Joe DiMaggio, Mr. Coffee

As a kid in the 1970s, I thought Joe DiMaggio was “Mr. Coffee.” I knew nothing about his legendary career with the New York Yankees or his marriage to Marilyn Monroe. Based on his calm, confident presence on camera, I assumed he was a coffee expert telling us how to make the very best cup of coffee.

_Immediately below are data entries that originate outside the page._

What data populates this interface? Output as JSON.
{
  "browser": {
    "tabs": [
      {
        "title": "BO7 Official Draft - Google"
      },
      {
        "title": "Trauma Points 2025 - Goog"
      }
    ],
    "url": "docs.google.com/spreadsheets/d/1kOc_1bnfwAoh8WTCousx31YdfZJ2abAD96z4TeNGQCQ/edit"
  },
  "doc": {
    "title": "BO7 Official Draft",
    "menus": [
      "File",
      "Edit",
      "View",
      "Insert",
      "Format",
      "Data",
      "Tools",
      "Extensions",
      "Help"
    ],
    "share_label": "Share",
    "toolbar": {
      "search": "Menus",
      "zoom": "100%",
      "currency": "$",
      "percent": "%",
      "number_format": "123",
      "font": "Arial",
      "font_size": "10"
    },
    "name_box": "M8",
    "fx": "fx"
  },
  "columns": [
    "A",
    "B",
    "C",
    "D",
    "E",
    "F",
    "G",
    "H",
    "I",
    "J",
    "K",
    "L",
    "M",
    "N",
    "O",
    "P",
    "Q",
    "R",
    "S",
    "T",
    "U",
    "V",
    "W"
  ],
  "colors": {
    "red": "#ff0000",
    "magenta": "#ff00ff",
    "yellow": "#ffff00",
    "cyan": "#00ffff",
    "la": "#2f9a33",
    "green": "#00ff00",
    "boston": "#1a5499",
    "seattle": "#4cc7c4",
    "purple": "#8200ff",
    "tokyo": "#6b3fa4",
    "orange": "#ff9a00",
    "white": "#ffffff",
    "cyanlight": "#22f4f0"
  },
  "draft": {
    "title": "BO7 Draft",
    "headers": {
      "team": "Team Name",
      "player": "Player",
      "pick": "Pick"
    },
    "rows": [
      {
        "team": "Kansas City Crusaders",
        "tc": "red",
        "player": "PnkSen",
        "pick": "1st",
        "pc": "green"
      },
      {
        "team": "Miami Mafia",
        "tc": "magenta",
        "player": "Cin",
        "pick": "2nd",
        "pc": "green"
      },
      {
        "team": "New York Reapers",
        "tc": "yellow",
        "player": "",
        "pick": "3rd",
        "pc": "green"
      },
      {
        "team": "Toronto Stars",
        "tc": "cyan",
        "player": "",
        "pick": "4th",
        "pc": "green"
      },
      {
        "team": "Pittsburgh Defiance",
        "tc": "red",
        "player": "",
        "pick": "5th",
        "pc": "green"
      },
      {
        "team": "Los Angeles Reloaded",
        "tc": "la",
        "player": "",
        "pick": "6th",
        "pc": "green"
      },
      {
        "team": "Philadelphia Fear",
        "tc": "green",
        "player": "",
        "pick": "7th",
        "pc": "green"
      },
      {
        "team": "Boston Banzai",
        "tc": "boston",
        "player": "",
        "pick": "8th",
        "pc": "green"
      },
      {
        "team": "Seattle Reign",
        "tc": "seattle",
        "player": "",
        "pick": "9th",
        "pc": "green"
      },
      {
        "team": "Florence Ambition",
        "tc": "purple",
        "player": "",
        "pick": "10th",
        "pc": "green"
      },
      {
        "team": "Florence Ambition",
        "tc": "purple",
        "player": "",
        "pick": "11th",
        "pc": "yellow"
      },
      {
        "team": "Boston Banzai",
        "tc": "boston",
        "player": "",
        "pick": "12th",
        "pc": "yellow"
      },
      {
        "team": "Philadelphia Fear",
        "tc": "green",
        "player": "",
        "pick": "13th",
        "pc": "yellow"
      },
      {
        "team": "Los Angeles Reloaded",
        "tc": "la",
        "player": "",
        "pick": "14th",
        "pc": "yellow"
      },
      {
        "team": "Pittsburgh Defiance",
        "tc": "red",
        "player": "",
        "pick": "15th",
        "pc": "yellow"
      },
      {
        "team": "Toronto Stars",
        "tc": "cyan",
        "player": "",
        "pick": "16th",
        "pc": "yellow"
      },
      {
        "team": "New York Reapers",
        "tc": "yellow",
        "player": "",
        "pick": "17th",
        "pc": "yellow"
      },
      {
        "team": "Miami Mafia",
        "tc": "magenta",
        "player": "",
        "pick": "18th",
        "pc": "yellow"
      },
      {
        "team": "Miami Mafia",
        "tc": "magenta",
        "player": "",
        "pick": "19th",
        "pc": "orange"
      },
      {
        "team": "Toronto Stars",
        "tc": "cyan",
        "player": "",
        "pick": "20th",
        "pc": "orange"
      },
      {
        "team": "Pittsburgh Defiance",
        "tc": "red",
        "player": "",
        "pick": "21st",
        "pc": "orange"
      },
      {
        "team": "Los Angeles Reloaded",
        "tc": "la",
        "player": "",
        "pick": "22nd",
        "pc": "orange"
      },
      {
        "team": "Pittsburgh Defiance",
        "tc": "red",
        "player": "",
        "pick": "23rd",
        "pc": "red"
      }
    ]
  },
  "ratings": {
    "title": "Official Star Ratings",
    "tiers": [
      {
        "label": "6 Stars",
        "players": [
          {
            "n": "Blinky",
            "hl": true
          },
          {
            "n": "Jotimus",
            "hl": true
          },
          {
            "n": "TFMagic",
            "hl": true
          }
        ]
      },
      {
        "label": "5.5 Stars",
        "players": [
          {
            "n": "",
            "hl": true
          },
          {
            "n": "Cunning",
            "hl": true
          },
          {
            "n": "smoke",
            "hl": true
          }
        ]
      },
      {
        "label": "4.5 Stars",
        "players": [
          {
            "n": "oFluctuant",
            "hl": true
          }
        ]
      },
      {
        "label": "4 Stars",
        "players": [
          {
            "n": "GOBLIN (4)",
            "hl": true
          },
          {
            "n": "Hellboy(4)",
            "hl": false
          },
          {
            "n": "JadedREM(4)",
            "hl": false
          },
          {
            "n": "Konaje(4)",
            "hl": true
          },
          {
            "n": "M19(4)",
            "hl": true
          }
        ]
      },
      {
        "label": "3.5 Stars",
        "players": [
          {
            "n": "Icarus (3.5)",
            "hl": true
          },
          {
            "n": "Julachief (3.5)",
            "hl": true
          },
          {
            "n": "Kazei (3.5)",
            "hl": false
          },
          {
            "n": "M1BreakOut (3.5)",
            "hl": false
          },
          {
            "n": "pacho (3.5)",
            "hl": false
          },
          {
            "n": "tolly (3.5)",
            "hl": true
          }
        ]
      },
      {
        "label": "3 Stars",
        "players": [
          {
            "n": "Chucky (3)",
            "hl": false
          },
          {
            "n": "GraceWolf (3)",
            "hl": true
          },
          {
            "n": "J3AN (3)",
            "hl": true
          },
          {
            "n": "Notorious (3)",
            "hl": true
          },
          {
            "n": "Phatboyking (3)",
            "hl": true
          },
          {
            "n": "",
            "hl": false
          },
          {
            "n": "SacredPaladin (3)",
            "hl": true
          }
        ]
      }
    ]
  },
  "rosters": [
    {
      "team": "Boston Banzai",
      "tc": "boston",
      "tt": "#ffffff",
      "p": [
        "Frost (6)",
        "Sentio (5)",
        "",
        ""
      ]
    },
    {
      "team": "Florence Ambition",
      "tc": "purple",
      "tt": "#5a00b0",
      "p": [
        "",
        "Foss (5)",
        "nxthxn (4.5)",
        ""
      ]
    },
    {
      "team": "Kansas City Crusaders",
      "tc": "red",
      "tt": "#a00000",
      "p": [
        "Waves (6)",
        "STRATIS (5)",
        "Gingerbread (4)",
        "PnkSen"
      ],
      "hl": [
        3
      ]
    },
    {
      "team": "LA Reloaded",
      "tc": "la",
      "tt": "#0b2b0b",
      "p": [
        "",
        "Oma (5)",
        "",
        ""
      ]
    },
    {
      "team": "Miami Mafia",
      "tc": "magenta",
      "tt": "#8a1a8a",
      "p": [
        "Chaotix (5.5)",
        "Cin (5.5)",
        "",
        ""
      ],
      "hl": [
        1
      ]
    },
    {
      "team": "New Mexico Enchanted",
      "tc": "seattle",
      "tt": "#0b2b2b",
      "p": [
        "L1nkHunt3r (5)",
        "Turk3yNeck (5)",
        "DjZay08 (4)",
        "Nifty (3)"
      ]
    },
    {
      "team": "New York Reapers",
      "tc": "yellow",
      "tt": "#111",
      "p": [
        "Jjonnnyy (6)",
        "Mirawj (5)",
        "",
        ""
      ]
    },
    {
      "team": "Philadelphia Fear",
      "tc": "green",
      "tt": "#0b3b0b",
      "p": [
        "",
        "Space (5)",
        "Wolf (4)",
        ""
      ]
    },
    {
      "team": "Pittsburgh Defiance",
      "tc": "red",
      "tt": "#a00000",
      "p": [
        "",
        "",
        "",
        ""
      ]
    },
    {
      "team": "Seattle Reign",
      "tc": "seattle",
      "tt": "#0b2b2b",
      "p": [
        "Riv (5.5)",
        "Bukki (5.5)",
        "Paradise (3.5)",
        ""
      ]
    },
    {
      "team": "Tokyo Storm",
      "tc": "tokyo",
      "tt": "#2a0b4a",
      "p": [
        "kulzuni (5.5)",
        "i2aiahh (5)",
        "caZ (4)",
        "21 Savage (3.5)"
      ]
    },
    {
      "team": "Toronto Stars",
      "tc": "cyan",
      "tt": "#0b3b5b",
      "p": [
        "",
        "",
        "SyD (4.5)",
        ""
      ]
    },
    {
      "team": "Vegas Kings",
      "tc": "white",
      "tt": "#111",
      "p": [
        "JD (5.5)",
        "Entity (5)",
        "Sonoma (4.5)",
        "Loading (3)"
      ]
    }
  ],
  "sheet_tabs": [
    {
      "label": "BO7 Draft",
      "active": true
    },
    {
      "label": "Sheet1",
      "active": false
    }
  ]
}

I wasn’t the only person who was swayed by DiMaggio’s personable demeanor on camera. Mr. Coffee became one of the best-selling coffee makers of its time, thanks in large part to its association with Joltin’ Joe.

Iconic Line

“I’m going to show you how to make the best cup of coffee you ever tasted.”


Yogi Berra, NP-27

This has to be the most bizarre sports-related commercial of the 1970s. A stoic Yogi Berra stands between two enormous feet to talk about what causes that scourge of the locker room: athlete’s foot.

As he continues to talk, Yogi sprays the colossal feet with NP-27 fungicide, never once cracking a smile.

The ad climaxes with the giant feet dancing around while Yogi Berra, still deadpan, states, “When that itch finally stops, it’s a real pleasure.”

You’ll watch this commercial over and over again because you won’t be able to look away.

Iconic Line

“When you have athlete’s foot, you’re always sneaking a scratch.”


Joe Namath, Noxema

We’ll end this list the way we began it: with Joe Namath. You couldn’t turn on your TV in the 70s without catching Namath advertising some product, and in this case, he’s teaming up with a pre-Charlie’s Angels Farrah Fawcett to shill for Noxema shaving cream.

Sex sold in the 70s, and this commercial is laying it on thick – like shaving cream. The jingle is ridiculously catchy, though. You’ll find yourself humming it hours later.

Iconic Line

“You’ve got a great pair of … hands.”